Plan for the final to be remote
  • 2-5 in-person exams + 1 remote final
  • Every student can drop their lowest of the exams. The final is planned to be remote and is remote-appropriate questions. This way, all students should be able to complete the final unless they are actively ill during finals week which would mean they probably need to take an Incomplete and complete the class when they are healthy.

No remote exams - optional final project
  • 2-5 in-person exams + 1 in-person final + 1 optional final project
  • Every student can drop their lowest of the exams/project. 
  • Every student can submit an optional final project where they … summarize a research article or something … that will replace an exam. (Every student should be able to complete the optional final project as it is not in-person on a specific day.
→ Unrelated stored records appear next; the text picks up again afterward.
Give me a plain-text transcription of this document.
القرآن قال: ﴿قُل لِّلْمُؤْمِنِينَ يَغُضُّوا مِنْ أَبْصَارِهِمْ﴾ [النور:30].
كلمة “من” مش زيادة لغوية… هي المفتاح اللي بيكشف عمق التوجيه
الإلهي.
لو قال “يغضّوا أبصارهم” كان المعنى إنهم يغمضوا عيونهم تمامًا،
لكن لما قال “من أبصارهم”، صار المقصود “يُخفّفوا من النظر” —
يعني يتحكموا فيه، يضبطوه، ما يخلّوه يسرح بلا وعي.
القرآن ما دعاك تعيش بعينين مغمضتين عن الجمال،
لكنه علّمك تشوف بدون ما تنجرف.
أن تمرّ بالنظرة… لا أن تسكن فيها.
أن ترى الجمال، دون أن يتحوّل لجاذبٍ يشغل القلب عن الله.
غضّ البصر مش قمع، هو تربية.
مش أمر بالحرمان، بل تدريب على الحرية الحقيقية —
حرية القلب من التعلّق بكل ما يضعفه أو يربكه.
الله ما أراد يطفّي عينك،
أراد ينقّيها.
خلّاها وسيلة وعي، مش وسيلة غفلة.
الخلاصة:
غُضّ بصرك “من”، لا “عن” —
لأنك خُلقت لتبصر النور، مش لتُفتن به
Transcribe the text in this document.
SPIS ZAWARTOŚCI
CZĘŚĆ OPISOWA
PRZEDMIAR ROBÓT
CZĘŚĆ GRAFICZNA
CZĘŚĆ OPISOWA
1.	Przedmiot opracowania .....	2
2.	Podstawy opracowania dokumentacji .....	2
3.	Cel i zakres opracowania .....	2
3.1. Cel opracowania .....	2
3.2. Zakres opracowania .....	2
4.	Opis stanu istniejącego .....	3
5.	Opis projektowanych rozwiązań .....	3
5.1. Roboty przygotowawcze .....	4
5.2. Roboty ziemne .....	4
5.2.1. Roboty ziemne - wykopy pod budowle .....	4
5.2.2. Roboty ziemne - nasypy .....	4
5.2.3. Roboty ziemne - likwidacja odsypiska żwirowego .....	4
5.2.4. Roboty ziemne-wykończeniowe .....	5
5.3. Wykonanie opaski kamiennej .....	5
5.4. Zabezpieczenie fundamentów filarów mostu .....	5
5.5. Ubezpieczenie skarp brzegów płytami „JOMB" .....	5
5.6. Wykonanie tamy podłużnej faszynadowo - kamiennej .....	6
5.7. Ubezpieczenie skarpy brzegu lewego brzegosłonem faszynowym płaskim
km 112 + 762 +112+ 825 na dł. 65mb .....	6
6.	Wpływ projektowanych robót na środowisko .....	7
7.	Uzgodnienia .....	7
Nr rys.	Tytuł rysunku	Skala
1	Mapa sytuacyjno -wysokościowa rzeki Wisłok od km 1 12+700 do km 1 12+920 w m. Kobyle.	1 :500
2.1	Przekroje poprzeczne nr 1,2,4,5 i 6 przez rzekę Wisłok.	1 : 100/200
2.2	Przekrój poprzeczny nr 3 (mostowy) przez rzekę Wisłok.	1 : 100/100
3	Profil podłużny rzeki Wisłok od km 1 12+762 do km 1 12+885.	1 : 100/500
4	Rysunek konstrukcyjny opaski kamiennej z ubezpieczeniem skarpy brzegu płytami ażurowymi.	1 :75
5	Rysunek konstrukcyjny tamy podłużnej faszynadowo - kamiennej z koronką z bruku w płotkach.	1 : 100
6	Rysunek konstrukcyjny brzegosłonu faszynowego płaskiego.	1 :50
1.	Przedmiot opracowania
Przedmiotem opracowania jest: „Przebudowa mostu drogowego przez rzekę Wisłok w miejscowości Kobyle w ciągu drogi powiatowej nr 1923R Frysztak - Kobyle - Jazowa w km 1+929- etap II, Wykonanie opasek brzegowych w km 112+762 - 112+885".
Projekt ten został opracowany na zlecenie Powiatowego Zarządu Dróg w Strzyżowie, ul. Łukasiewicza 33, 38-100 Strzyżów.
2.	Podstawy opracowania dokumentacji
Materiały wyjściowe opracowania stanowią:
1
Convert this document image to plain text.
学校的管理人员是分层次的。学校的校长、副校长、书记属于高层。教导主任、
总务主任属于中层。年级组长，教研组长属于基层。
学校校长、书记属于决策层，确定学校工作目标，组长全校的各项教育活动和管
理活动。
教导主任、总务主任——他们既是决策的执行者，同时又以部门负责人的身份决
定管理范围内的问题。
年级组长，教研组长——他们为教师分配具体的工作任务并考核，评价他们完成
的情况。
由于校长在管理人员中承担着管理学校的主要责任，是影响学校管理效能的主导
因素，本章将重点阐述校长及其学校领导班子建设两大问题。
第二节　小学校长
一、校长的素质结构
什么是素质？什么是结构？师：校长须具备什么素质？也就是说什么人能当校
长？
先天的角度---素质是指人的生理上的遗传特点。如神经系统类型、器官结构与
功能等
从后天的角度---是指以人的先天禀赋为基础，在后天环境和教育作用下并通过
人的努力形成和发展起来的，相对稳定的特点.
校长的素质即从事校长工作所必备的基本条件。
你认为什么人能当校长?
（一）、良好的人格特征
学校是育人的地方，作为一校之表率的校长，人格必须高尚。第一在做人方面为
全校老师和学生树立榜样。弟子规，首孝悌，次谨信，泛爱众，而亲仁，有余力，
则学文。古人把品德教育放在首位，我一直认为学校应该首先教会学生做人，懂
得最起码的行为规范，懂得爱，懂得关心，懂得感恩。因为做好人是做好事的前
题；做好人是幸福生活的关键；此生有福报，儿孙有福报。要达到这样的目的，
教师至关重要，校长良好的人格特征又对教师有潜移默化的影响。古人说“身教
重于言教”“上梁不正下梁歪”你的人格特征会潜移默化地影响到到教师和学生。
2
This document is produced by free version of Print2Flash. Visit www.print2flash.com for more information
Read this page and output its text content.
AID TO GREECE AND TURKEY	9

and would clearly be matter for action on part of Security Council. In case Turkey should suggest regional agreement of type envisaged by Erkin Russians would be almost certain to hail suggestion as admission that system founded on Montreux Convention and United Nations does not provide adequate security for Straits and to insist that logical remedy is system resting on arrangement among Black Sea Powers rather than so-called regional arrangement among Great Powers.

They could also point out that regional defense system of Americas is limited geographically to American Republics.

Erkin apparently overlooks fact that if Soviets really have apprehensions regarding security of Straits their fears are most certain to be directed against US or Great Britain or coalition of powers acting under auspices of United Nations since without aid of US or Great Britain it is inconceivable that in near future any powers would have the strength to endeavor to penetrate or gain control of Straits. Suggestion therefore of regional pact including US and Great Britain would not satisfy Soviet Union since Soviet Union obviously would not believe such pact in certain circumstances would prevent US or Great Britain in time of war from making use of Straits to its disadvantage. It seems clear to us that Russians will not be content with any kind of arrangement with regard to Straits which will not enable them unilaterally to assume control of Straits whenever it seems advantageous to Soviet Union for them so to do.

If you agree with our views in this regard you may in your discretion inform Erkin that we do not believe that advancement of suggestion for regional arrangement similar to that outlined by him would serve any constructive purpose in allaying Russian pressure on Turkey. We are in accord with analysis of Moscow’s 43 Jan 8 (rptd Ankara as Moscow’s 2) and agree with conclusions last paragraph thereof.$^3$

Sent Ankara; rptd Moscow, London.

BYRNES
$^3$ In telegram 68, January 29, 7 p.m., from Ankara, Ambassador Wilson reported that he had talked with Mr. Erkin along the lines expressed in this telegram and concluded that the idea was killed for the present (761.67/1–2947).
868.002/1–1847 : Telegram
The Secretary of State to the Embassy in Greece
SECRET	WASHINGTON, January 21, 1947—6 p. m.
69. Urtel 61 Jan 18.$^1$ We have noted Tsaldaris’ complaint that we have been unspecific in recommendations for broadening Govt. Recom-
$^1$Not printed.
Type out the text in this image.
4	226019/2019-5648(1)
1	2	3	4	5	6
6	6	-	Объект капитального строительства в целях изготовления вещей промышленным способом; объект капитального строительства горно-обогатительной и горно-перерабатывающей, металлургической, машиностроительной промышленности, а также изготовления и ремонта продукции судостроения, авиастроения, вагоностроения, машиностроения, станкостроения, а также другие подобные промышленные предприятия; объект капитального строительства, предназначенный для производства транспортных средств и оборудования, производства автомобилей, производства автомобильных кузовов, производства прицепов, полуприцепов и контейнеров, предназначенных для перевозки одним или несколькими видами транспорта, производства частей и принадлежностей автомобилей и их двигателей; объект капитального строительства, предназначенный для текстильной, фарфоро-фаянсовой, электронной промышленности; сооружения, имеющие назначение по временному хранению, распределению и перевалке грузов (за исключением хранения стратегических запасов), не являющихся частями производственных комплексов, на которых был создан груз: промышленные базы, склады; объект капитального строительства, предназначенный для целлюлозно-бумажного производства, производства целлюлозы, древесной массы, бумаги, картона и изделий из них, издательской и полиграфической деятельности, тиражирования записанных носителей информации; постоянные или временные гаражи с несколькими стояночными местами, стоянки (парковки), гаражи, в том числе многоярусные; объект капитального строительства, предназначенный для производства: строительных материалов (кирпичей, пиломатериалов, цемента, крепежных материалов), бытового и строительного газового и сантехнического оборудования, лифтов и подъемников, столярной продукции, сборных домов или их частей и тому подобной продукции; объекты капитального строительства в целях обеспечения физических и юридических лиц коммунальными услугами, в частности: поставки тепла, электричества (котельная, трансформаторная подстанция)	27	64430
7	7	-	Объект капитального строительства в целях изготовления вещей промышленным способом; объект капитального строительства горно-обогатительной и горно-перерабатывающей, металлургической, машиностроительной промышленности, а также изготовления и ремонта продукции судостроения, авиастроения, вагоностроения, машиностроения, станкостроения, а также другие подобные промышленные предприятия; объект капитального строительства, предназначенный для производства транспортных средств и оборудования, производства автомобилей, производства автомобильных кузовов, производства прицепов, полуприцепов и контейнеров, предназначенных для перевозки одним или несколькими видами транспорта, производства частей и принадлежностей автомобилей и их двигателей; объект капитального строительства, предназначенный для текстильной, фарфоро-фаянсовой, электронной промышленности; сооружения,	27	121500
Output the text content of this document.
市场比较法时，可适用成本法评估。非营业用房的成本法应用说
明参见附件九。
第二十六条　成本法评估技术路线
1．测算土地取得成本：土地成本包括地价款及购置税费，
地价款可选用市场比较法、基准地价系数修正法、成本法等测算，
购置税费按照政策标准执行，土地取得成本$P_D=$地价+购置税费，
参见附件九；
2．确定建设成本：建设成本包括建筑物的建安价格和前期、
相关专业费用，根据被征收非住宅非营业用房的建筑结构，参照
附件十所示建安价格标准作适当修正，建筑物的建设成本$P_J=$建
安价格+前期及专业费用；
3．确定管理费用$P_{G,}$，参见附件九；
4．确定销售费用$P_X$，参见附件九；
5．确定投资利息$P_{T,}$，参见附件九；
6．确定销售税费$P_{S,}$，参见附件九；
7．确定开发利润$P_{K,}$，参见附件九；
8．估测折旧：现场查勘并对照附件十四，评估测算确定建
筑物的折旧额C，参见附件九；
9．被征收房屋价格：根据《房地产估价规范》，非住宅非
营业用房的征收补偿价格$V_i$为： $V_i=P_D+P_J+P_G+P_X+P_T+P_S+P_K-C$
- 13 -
The optional project should be challenging enough that it is not a ‘no-brainer’ to do that rather than an exam so that the TAs don’t get slammed with too much grading, and also attractive enough that students who are really ill will stay home on exam day. It would not need very detailed grading as the TAs wouldn’t need to be grading for grammar or feedback)

No remote exams - Final counts twice
  • 3-5 in-person exams + 1 in-person final 
  • Every student can drop their lowest of the exams with no documentation.
  • If a student misses two midterms (with appropriate documentation), then their final exam counts twice
  • If a student misses a midterm and the final or more than two exams then they need to late drop or take an incomplete and finish the class when they are healthy!